Das Projekt wird mit etwa 43 Millionen Euro veranschlagt. Der Bund hat 2,2 Millionen Euro zugesichert, das Land Berlin 1,2. Die Initiatoren wollen erst anfangen, wenn 12,5 Millionen Euro zusammen sind. Will der Bund eventuell weiterhelfen?
Wir haben zu Beginn des Projektes einen mutigen Schritt gemacht, und darauf können sich die Initiatoren verlassen. Es ist ein Projekt, das sich aus Spenden finanzieren soll. Ich bin zuversichtlich, dass es den Initiatoren gelingen kann, die erforderlichen Gelder einzusammeln.

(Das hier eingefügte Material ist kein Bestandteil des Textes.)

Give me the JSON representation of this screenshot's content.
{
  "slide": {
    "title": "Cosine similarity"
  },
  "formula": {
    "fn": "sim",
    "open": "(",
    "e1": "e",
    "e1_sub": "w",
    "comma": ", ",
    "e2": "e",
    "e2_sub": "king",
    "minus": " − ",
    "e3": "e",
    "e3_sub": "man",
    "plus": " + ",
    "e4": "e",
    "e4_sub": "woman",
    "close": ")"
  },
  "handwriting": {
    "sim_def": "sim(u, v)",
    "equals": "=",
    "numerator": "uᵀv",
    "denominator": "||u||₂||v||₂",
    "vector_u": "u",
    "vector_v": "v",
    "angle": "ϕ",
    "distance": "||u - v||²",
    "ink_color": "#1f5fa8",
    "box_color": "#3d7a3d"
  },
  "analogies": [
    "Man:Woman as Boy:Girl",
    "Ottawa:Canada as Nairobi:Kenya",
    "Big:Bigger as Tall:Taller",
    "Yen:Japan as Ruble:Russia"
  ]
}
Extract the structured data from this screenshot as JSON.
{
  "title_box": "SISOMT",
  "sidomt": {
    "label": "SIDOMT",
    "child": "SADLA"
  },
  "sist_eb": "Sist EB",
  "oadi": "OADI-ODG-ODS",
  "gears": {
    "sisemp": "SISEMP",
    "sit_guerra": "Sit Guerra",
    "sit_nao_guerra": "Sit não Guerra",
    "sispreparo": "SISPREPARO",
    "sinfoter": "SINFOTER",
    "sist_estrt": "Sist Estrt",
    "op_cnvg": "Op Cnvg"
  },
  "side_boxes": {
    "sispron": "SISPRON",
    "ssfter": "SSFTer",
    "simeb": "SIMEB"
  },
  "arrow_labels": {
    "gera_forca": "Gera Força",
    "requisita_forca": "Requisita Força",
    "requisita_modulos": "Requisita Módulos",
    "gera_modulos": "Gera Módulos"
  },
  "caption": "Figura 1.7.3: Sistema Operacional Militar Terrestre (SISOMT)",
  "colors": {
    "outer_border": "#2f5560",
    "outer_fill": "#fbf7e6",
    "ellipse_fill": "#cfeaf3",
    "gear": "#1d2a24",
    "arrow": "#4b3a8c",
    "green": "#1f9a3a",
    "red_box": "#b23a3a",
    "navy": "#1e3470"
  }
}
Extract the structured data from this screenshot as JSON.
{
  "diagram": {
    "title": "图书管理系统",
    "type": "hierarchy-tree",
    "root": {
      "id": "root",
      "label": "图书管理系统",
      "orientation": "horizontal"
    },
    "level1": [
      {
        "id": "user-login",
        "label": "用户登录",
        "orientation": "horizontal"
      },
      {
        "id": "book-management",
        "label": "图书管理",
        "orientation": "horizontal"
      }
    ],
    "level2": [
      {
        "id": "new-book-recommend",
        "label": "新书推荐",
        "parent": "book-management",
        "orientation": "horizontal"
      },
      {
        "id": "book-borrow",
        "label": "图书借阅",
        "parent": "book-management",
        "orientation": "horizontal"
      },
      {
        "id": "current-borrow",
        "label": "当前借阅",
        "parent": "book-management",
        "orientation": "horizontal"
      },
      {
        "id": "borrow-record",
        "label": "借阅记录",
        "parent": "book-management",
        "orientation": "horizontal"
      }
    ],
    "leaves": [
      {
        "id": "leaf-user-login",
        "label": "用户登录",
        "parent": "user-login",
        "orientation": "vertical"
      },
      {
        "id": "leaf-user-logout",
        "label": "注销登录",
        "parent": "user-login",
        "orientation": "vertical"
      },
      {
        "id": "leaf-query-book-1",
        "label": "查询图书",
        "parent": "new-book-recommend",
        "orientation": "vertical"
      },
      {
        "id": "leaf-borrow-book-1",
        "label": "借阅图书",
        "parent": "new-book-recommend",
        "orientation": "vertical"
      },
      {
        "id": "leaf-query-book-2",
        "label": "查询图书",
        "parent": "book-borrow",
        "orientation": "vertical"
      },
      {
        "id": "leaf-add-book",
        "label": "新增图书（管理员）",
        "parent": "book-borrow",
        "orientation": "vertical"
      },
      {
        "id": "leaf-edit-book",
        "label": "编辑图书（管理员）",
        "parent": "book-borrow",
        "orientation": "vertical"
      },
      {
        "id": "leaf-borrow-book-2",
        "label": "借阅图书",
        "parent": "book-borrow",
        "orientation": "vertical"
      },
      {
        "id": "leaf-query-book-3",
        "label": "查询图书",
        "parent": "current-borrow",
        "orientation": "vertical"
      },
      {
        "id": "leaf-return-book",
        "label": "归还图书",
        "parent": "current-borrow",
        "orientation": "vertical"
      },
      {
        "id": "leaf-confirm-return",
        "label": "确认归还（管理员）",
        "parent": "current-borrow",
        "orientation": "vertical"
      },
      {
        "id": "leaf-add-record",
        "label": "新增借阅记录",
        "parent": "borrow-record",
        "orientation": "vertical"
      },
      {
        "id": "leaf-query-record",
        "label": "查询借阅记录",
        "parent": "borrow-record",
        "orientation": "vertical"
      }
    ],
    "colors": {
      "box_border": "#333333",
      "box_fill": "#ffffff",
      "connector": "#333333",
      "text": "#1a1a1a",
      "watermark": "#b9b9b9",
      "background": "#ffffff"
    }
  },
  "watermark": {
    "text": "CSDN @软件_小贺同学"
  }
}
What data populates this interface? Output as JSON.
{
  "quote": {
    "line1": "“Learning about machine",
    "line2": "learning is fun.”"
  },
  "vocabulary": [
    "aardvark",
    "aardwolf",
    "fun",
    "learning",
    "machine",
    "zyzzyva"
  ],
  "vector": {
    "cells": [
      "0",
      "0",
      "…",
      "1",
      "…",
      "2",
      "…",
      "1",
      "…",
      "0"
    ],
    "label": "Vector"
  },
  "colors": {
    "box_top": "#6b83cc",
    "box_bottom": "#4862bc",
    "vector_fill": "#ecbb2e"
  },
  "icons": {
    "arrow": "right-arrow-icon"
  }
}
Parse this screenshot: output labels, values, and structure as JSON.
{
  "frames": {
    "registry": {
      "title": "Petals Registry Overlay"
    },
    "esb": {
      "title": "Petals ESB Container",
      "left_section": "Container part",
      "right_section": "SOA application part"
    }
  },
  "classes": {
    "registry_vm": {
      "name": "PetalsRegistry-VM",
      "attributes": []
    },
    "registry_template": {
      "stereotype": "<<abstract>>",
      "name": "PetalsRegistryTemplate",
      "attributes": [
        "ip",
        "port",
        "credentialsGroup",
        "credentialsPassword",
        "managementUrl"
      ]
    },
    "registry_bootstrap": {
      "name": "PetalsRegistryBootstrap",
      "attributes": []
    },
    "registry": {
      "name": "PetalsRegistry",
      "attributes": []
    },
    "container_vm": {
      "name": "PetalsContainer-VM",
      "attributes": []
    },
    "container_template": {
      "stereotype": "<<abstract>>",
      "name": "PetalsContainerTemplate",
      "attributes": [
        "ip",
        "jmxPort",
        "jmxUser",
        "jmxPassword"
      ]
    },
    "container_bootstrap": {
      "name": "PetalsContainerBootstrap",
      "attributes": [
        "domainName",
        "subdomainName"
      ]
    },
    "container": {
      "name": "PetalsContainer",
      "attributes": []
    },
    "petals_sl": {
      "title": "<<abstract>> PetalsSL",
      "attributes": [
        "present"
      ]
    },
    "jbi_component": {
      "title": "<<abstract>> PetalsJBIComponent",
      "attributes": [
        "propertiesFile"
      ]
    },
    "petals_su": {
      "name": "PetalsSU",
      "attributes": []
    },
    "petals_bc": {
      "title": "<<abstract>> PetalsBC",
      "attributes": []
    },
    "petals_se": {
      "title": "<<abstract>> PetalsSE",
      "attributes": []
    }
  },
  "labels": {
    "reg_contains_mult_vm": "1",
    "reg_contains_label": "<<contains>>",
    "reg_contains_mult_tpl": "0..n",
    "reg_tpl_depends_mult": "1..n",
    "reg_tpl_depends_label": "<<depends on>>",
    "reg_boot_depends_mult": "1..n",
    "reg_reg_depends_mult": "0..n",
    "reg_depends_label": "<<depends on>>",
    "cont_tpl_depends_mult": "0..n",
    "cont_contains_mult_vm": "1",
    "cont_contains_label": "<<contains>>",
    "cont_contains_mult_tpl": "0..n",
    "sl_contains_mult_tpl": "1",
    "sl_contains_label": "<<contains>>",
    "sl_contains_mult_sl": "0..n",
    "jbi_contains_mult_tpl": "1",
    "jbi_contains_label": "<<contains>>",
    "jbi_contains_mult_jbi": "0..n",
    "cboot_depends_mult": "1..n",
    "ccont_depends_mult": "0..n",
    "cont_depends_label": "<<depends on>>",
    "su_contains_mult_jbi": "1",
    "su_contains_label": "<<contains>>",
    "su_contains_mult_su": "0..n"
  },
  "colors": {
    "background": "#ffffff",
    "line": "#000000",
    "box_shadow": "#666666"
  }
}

Sie sind nicht nur Bau-, sondern auch Umweltministerin. Das Pariser Klimaabkommen war 2015 ein Meilenstein. Sie setzen sich in Ihrem Klimaschutzplan 2050 für einen sozialverträglichen Ausstieg aus der fossilen Energiewirtschaft ein. Was sind die größten Hürden?
Unsere Gesellschaft bedarf einer tiefgreifenden Transformation, um den langfristigen Klimaschutzzielen gerecht zu werden. Das wird nicht von heute auf morgen gelingen. Bis 2050 wird es zu einem schrittweisen Ausstieg aus der Kohleverstromung kommen – aber auch in der Automobil- oder der Chemieindustrie wird es ein Umdenken geben. Wichtig ist, dass wir bei allen notwendi-gen Schritten einen Strukturwandel ohne Strukturbrüche schaffen. Niemand darf zurückgelassen werden. Aber ich bin zuversichtlich, dass uns das gelingt.

Um das Klimaabkommen voranzutreiben, bieten Sie Entwicklungsländern Hilfe bei der Erarbeitung von Umsetzungsplänen an…
Wir Länder der nördlichen Hemisphäre und Hauptverursacher des Klimawandels müssen den südlichen Ländern bei der Umsetzung ihrer nationalen Klimaschutzpläne helfen – finanziell und mit Know-how. Die Industrieländer werden daher den Entwicklungsländern ab 2020 rund 100 Milliarden Dollar pro Jahr für den Kampf gegen den Klimawandel zur Verfügung stellen. Wir können dankbar sein, dass wenige Monate vor dem Klimaabkommen Papst Franziskus seine Umweltenzyklika veröffentlicht hat. Das hat in der Weltgemeinschaft viel bewegt.